Um estudo publicado na revista Proceedings of the National Academy of Sciences, conduzido por um grupo de cientistas da Universidade de Nova Iorque, quase quatro décadas após o maior desastre nuclear do mundo, revelou resultados surpreendentes: uma coleção de vermes microscópicos que habitavam a Zona de Exclusão de Chernobyl, submetidos a análises laboratoriais, demonstraram resistência aos efeitos da radiação.
Após o desastroso colapso em 26 de abril de 1986 na central nuclear de Chernobyl, na Ucrânia, a região mais afetada foi declarada uma área de acesso proibido – a Zona de Exclusão de Chernobyl. Esta área, de quase 2.700 quilômetros quadrados em torno de um raio de 30 km da central, tornou-se um dos lugares mais radioativos do mundo: liberou 400 vezes mais radiação na atmosfera do que a bomba lançada sobre Hiroshima.

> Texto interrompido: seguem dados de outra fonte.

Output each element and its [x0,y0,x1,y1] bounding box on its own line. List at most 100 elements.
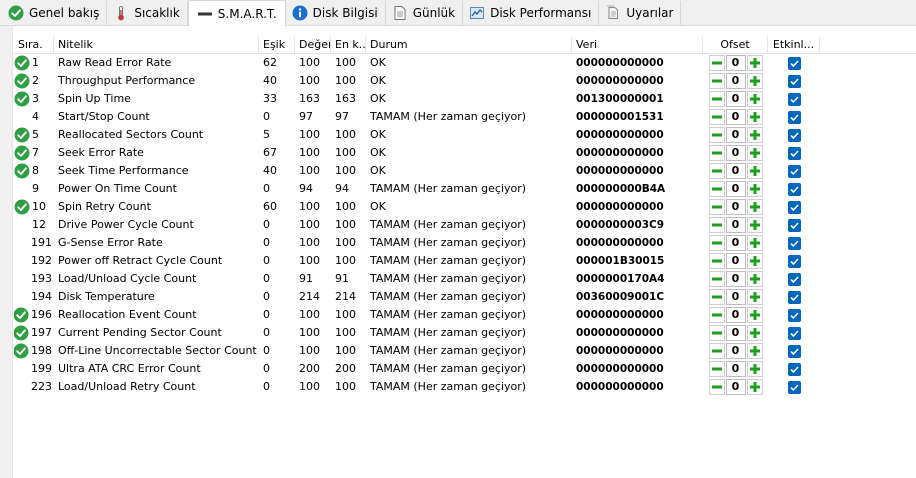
enabled-checkbox[interactable] [787,218,801,232]
enabled-checkbox[interactable] [787,362,801,376]
enabled-checkbox[interactable] [787,254,801,268]
offset-input[interactable]: 0 [725,307,746,323]
offset-input[interactable]: 0 [725,145,746,161]
offset-input[interactable]: 0 [725,253,746,269]
table-row[interactable]: 2 Throughput Performance 40 100 100 OK 0000000… [14,72,916,90]
offset-input[interactable]: 0 [725,325,746,341]
column-header-raw[interactable]: Veri [572,36,703,53]
column-header-value[interactable]: Değer [295,36,331,53]
tab-alerts-document[interactable]: Uyarılar [599,1,682,25]
offset-input[interactable]: 0 [725,73,746,89]
table-row[interactable]: 197 Current Pending Sector Count 0 100 100 TA… [14,324,916,342]
enabled-checkbox[interactable] [787,380,801,394]
enabled-checkbox[interactable] [787,200,801,214]
plus-icon[interactable] [746,271,763,287]
enabled-checkbox[interactable] [787,272,801,286]
offset-input[interactable]: 0 [725,235,746,251]
enabled-checkbox[interactable] [787,164,801,178]
minus-icon[interactable] [708,253,725,269]
tab-thermometer[interactable]: Sıcaklık [107,1,188,25]
minus-icon[interactable] [708,199,725,215]
plus-icon[interactable] [746,379,763,395]
minus-icon[interactable] [708,235,725,251]
table-row[interactable]: 194 Disk Temperature 0 214 214 TAMAM (Her zam… [14,288,916,306]
plus-icon[interactable] [746,253,763,269]
offset-input[interactable]: 0 [725,361,746,377]
offset-input[interactable]: 0 [725,127,746,143]
enabled-checkbox[interactable] [787,182,801,196]
enabled-checkbox[interactable] [787,110,801,124]
plus-icon[interactable] [746,145,763,161]
plus-icon[interactable] [746,325,763,341]
table-row[interactable]: 193 Load/Unload Cycle Count 0 91 91 TAMAM (He… [14,270,916,288]
column-header-offset[interactable]: Ofset [703,36,768,53]
enabled-checkbox[interactable] [787,56,801,70]
column-header-enabled[interactable]: Etkinl... [768,36,820,53]
column-header-status[interactable]: Durum [366,36,572,53]
minus-icon[interactable] [708,145,725,161]
enabled-checkbox[interactable] [787,74,801,88]
minus-icon[interactable] [708,217,725,233]
offset-input[interactable]: 0 [725,91,746,107]
table-row[interactable]: 1 Raw Read Error Rate 62 100 100 OK 0000000000… [14,54,916,72]
table-row[interactable]: 223 Load/Unload Retry Count 0 100 100 TAMAM (… [14,378,916,396]
column-header-worst[interactable]: En k... [331,36,366,53]
minus-icon[interactable] [708,325,725,341]
plus-icon[interactable] [746,73,763,89]
table-row[interactable]: 7 Seek Error Rate 67 100 100 OK 000000000000 0 [14,144,916,162]
column-header-no[interactable]: Sıra. [14,36,54,53]
enabled-checkbox[interactable] [787,146,801,160]
plus-icon[interactable] [746,235,763,251]
table-row[interactable]: 9 Power On Time Count 0 94 94 TAMAM (Her zama… [14,180,916,198]
offset-input[interactable]: 0 [725,163,746,179]
plus-icon[interactable] [746,217,763,233]
minus-icon[interactable] [708,127,725,143]
table-row[interactable]: 3 Spin Up Time 33 163 163 OK 001300000001 0 [14,90,916,108]
table-row[interactable]: 199 Ultra ATA CRC Error Count 0 200 200 TAMAM… [14,360,916,378]
table-row[interactable]: 4 Start/Stop Count 0 97 97 TAMAM (Her zaman g… [14,108,916,126]
minus-icon[interactable] [708,361,725,377]
plus-icon[interactable] [746,361,763,377]
tab-dash[interactable]: S.M.A.R.T. [187,0,286,26]
column-header-attribute[interactable]: Nitelik [54,36,259,53]
table-row[interactable]: 192 Power off Retract Cycle Count 0 100 100 T… [14,252,916,270]
offset-input[interactable]: 0 [725,379,746,395]
plus-icon[interactable] [746,91,763,107]
column-header-threshold[interactable]: Eşik [259,36,295,53]
minus-icon[interactable] [708,343,725,359]
plus-icon[interactable] [746,289,763,305]
minus-icon[interactable] [708,307,725,323]
table-row[interactable]: 10 Spin Retry Count 60 100 100 OK 000000000000… [14,198,916,216]
offset-input[interactable]: 0 [725,55,746,71]
minus-icon[interactable] [708,181,725,197]
offset-input[interactable]: 0 [725,181,746,197]
enabled-checkbox[interactable] [787,308,801,322]
table-row[interactable]: 196 Reallocation Event Count 0 100 100 TAMAM … [14,306,916,324]
minus-icon[interactable] [708,73,725,89]
minus-icon[interactable] [708,271,725,287]
minus-icon[interactable] [708,163,725,179]
tab-log-document[interactable]: Günlük [386,1,464,25]
plus-icon[interactable] [746,343,763,359]
offset-input[interactable]: 0 [725,217,746,233]
tab-info[interactable]: Disk Bilgisi [286,1,386,25]
table-row[interactable]: 12 Drive Power Cycle Count 0 100 100 TAMAM (H… [14,216,916,234]
enabled-checkbox[interactable] [787,92,801,106]
plus-icon[interactable] [746,109,763,125]
minus-icon[interactable] [708,379,725,395]
minus-icon[interactable] [708,109,725,125]
enabled-checkbox[interactable] [787,290,801,304]
plus-icon[interactable] [746,55,763,71]
plus-icon[interactable] [746,307,763,323]
plus-icon[interactable] [746,163,763,179]
offset-input[interactable]: 0 [725,271,746,287]
tab-performance-chart[interactable]: Disk Performansı [463,1,600,25]
table-row[interactable]: 198 Off-Line Uncorrectable Sector Count 0 1… [14,342,916,360]
minus-icon[interactable] [708,55,725,71]
table-row[interactable]: 191 G-Sense Error Rate 0 100 100 TAMAM (Her z… [14,234,916,252]
offset-input[interactable]: 0 [725,199,746,215]
enabled-checkbox[interactable] [787,326,801,340]
tab-ok-check[interactable]: Genel bakış [2,1,108,25]
minus-icon[interactable] [708,289,725,305]
offset-input[interactable]: 0 [725,343,746,359]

O grupo de cientistas visitou a Zona de Exclusão de Chernobyl em 2019 com o objetivo de coletar vermes microscópicos da espécie Oscheius tipulae, que viveram em áreas com alta e baixa radiação. A partir de sua análise, concluíram que o conjunto completo de genes que compõem o organismo dos vermes não foi afetado, apesar da exposição à radiação. De fato, os nematoides – pequenos vermes – estão conseguindo se desenvolver apesar dos níveis extremos de radiação.
Segundo os pesquisadores, a resiliência dos vermes desafia as previsões anteriores sobre os impactos da radiação em organismos e abre caminho para futuros estudos sobre mecanismos de reparo de DNA e adaptação a ambientes hostis.
Os cientistas sequenciaram o genoma de 15 nematoides da Zona de Exclusão de Chernobyl que foram expostos a diferentes níveis de radiação e os compararam com cinco de outras partes do mundo. Os resultados mostram que não foram encontrados sinais de danos por radiação nos vermes da Zona de Exclusão, ao contrário de estudos realizados em outros animais, como sapos, que sofreram alterações físicas após a exposição à radiação de Chernobyl. Essa descoberta sugere que esses organismos possuem mecanismos de reparo de DNA altamente eficientes que lhes permitem sobreviver em ambientes extremamente radioativos.
Ao obter esses resultados, os pesquisadores questionaram se este seria simplesmente o caso dos nematoides por serem particularmente habilidosos na reparação de seu DNA. Para obter uma resposta a essa pergunta, estimularam a reprodução de 20 vermes em ambiente de laboratório e testaram a exposição de seus descendentes a produtos químicos que danificam o DNA. As diferentes linhagens mostraram divergências na forma como resistiam à mutação do DNA em face dos produtos químicos, mas os pesquisadores não estabeleceram correlação entre a resistência aos danos no DNA e os níveis de radiação aos quais seus antepassados foram expostos.
Os resultados sugerem que os vermes de Chernobyl não são “necessariamente mais tolerantes à radiação e a paisagem radioativa não os forçou a evoluir”. No entanto, os cientistas acreditam que este estudo pode ser um grande avanço na ciência e fornecer informações para a pesquisa do câncer em seres humanos.
A principal autora do estudo, Sophia Tintori, afirmou: “Não sabemos quanto tempo cada um dos vermes que coletamos permaneceu na Zona, então não podemos ter certeza do nível de exposição que cada verme e seus ancestrais receberam nas últimas quatro décadas”. E acrescentou a seguinte explicação: “Isso não significa que Chernobyl seja seguro – é mais provável que signifique que os nematoides são animais realmente resistentes e podem sobreviver a condições extremas”.